CrossFit Inc. protects their brand name with an iron fist. They own over 11,000 affiliates worldwide and pride themselves on keeping control of their intellectual property. In October of this year, CrossFit Inc. filed a lawsuit against the Martins. The suit alleges that the couple is infringing on the CrossFit trademark. All CrossFit Inc. wants from the Martins is to retain access and control of its intellectual property. The Martins have filed counterclaims against CrossFit Inc. In these claims they allege that the fitness conglomerate owes them millions of dollars. This is after having been compensated as SMEs (Subject Matter Experts) for five years prior to their employment, according to the terms of the standard SME license, and then compensated as executive-level employees for four more years.

Intellectual Property is defined as having Intangible rights protecting the products of human intelligence and creation, such as copyrightable works, patented inventions, trademarks, and trade secrets. Although largely governed by federal law, state law also governs some aspects of intellectual property. Intellectual property describes a wide variety of property. This property pertains to works created by musicians, authors, artists, and inventors. This law typically focuses around areas of copyright, patents, and trademark law. It is intended largely to encourage the development of art, science, and information by granting certain property rights to all artists, which include inventors in the arts and the sciences. Rights protected under the law of intellectual property allow artists to protect themselves from infringement, or the unauthorized use and misuse of their creations. Trademarks and service marks protect distinguishing features (such as names or package designs) that are associated with particular products or services and that indicate commercial source.

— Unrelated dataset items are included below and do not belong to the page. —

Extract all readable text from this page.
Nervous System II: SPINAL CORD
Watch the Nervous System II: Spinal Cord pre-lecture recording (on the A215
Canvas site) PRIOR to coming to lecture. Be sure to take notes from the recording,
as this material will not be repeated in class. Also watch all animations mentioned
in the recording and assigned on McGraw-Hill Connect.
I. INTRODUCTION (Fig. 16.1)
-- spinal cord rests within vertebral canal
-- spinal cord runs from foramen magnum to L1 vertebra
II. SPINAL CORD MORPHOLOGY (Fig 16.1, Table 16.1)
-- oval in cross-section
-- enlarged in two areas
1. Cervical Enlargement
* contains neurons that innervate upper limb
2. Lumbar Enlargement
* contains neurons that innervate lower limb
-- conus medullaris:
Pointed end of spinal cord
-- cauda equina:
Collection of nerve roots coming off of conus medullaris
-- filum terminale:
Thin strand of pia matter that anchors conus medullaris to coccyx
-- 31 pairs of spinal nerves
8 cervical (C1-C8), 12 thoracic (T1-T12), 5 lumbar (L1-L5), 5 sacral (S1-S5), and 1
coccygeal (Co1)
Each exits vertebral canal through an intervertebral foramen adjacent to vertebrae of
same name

In this case, the argument is for copyright and trademark infringement for the use of the CrossFit name. CrossFit Inc. allegedly has made every attempt to resolve this issue with the Martins in lieu of litigation, however the time for action has come. CrossFit feels that this is an unauthorized use of their brand name in terms of their domain names, websites, social-media accounts and email accounts, thus had no choice but to file suit to protect the CrossFit brand.